Reportedly, cases were filed against several students over this protest.

The nation has begun to burn in the communal fire sparked by this decision of the Centre Government, the students said.

Akhil Bharatiya Janvadi Mahila Samiti also staged a protest against CAA across the State on December 19. In Shimla, a protest was staged by the Samiti in front of the Office of Deputy Commissioner, Shimla.

The Samiti alleged that this Act was introduced in a time when unemployment is at its peak, the nation’s economy is in the state of coma, and the rate of crime against women is growing consistently. The Samiti argued that education has become more expensive, thus, unaffordable for the poor. At the same time, the government is making cuts in the education budget and inflation is burdening the plebeian, it said.

The Samiti said the Central government deliberately introduced this Act to distract the media and the public from real issues.

This government is dividing the nation on the basis of religion, region, and cast.

The Samiti demanded the withdrawal of the legislation at the earliest.

In the evening today, CPI(M) along with Jamiat Ulema-e-Hind, Muslim Sudhar Samiti, and some other groups held a separate protest outside the DC Office, Shimla.

CPI(M) said that the Modi-led Centre government is implementing agendas of RSS and setting the nation ablaze in communal fire, and the CAA clearly confirms it.

Under Article 14 of the Indian Constitution, every citizen has equal rights irrespective of their religion or caste, the State Secretary, CPI(M), Dr Onkar Shad said.

Families, especially economically weaker sections of minority and landless, would suffer most due to this discriminatory decision of the government to exclude one religion in the legislation, he said.

North-Eastern states will be affected adversely due to this CAA and NRC, he said.

He further said that as public is coming out on streets to protest against this discriminatory act, the government is resorting to use of police force to suppress their voices.
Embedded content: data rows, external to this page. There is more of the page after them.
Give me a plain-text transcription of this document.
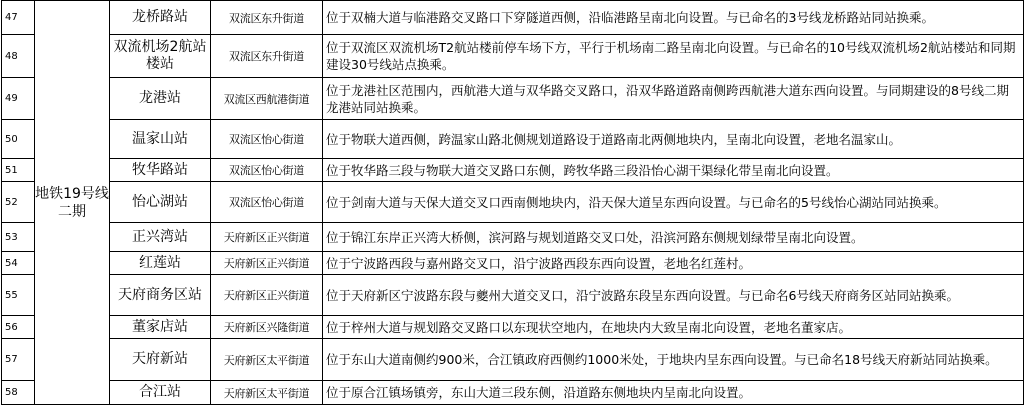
47	地铁19号线二期	龙桥路站	双流区东升街道	位于双楠大道与临港路交叉路口下穿隧道西侧，沿临港路呈南北向设置。与已命名的3号线龙桥路站同站换乘。
48		双流机场2航站楼站	双流区东升街道	位于双流区双流机场T2航站楼前停车场下方，平行于机场南二路呈南北向设置。与已命名的10号线双流机场2航站楼站和同期建设30号线站点换乘。
49		龙港站	双流区西航港街道	位于龙港社区范围内，西航港大道与双华路交叉路口，沿双华路道路南侧跨西航港大道东西向设置。与同期建设的8号线二期龙港站同站换乘。
50		温家山站	双流区怡心街道	位于物联大道西侧，跨温家山路北侧规划道路设于道路南北两侧地块内，呈南北向设置，老地名温家山。
51		牧华路站	双流区怡心街道	位于牧华路三段与物联大道交叉路口东侧，跨牧华路三段沿怡心湖干渠绿化带呈南北向设置。
52		怡心湖站	双流区怡心街道	位于剑南大道与天保大道交叉口西南侧地块内，沿天保大道呈东西向设置。与已命名的5号线怡心湖站同站换乘。
53		正兴湾站	天府新区正兴街道	位于锦江东岸正兴湾大桥侧，滨河路与规划道路交叉口处，沿滨河路东侧规划绿带呈南北向设置。
54		红莲站	天府新区正兴街道	位于宁波路西段与嘉州路交叉口，沿宁波路西段东西向设置，老地名红莲村。
55		天府商务区站	天府新区正兴街道	位于天府新区宁波路东段与夔州大道交叉口，沿宁波路东段呈东西向设置。与已命名6号线天府商务区站同站换乘。
56		董家店站	天府新区兴隆街道	位于梓州大道与规划路交叉路口以东现状空地内，在地块内大致呈南北向设置，老地名董家店。
57		天府新站	天府新区太平街道	位于东山大道南侧约900米，合江镇政府西侧约1000米处，于地块内呈东西向设置。与已命名18号线天府新站同站换乘。
58		合江站	天府新区太平街道	位于原合江镇场镇旁，东山大道三段东侧，沿道路东侧地块内呈南北向设置。
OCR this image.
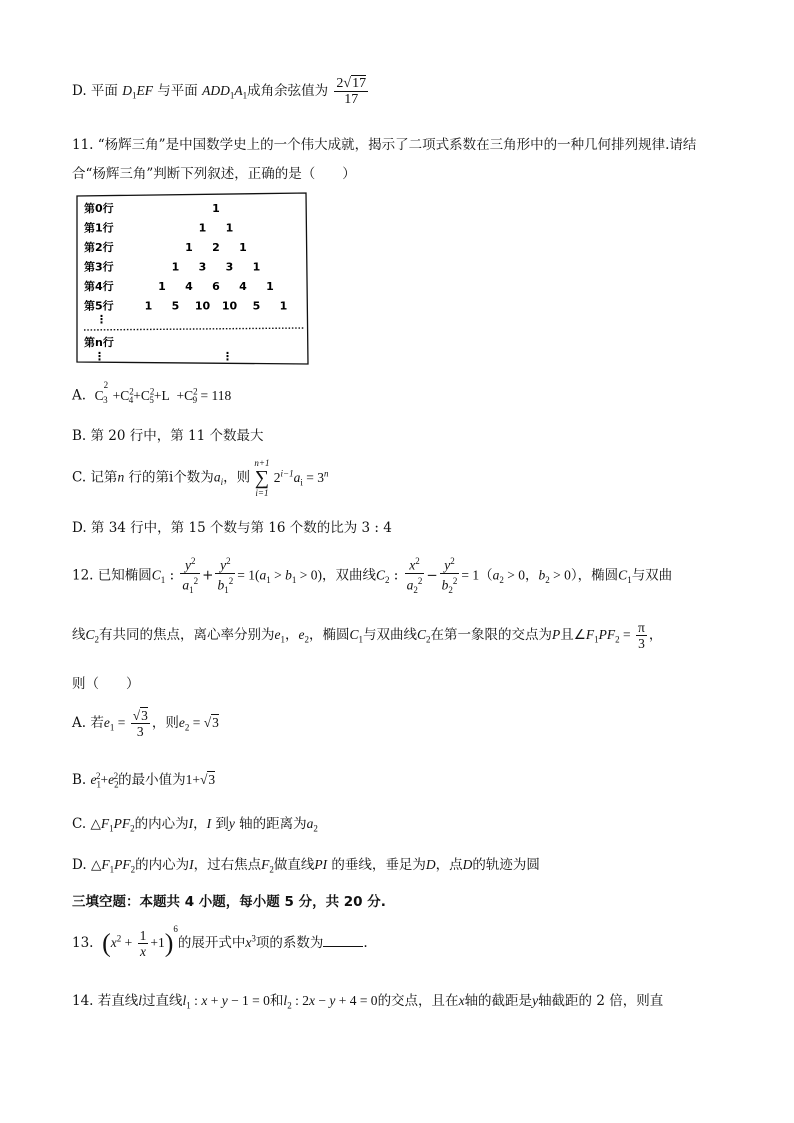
D. 平面 $D_1EF$ 与平面 $ADD_1A_1$成角余弦值为 $\frac{2√17}{17}$
11. “杨辉三角”是中国数学史上的一个伟大成就，揭示了二项式系数在三角形中的一种几何排列规律.请结
合“杨辉三角”判断下列叙述，正确的是（　　）
第0行	1
第1行	1 1
第2行	1 2 1
第3行	1 3 3 1
第4行	1 4 6 4 1
第5行	1 5 10 10 5 1
第n行
⋮
⋮	⋮
A.  $C^2_3 +C^2_4+C^2_5+L +C^2_9 = 118$
B. 第 20 行中，第 11 个数最大
C. 记第n 行的第i个数为$a_i$，则
n+1
∑
i=1
$2^{i-1}a_i = 3^n$
D. 第 34 行中，第 15 个数与第 16 个数的比为 3 : 4
12. 已知椭圆$C_1$ : $\frac{y^2}{a_1^2} + \frac{y^2}{b_1^2} = 1(a_1 > b_1 > 0)$，双曲线$C_2$ : $\frac{x^2}{a_2^2} - \frac{y^2}{b_2^2} = 1(a_2 > 0$，$b_2 > 0$），椭圆$C_1$与双曲
线$C_2$有共同的焦点，离心率分别为$e_1$，$e_2$，椭圆$C_1$与双曲线$C_2$在第一象限的交点为P且$\angle F_1PF_2 = \frac{\pi}{3}$ ，
则（　　）
A. 若$e_1 = \frac{√3}{3}$ ，则$e_2 = √3$
B. $e_1^2+e_2^2$的最小值为1+√3
C. $\triangle F_1PF_2$的内心为I，I 到y 轴的距离为$a_2$
D. $\triangle F_1PF_2$的内心为I，过右焦点$F_2$做直线PI 的垂线，垂足为D，点D的轨迹为圆
三填空题：本题共 4 小题，每小题 5 分，共 20 分.
13. $(x^2 + \frac{1}{x} +1)^6$的展开式中$x^3$项的系数为	.
14. 若直线l过直线$l_1$ : x + y − 1 = 0和$l_2$ : 2x − y + 4 = 0的交点，且在x轴的截距是y轴截距的 2 倍，则直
The brutality of Delhi police in Jamia Millia Islamia case confirms that this government is inclined towards Fascist and dictatorial ideologies instead of upholding democratic values and respect the Indian Constitution, he further added.

He made a call to come out in protest against CAA and NCR in large numbers to give a befitted reply to the Centre Government.

Amid widespread protests in India against the Act, hundreds of protestors were detained by the police. Fearing more public protests, the government has gone on to impose Section 144 in Bengaluru, Uttar Pradesh and parts of Delhi to suppress resistance. Mobile services were suspended in some parts of Delhi as protesters marched towards the Red Fort.

However, protestors did not stop marching despite the enforcement of Section 144. A large number of educational institutes have now joined the protest across the nation.

A massive protest was reported from Bengaluru’s Town Hall despite the imposition of Section 144. In Mangaluru city, several policemen are said to have sustained injuries and two civilians were in ICU due to violent clashes.

Intellectuals and legal experts are of the opinion that this fire was ignited by the BJP Government’s paranoia to make India a Hindu Rastra by amending the Citizenship Act, 1955, which required an applicant to have resided in India for 11 years to gain citizenship.

There is a strong opinion that the government could have avoided exclusion on the basis of religion and damaging secular principals enshrined in the Constitution.

As per this legislation all persecuted Hindus, Parsis, Sikhs, Buddhists, Jains, and Christians who arrived in India before December 31, 2014, from Bangladesh, Pakistan, or Afghanistan, would be given citizenship even if they do not possess any documents. However, this list does not include persecuted Muslims.

Another debate arising is that instead of mentioning religion as a criterion for granting citizenship, the government could have mentioned “immigrant religious minorities”.

Amid all chaos, the most relevant question is whether there was an emergency due to which India needed this new Act and NRC? The NRC in Assam took a decade and Rs 1,200 crore before it was completed. In order to implement this process across the nation, it would not only consume an insane amount of money but a large number of government employees and machinery too.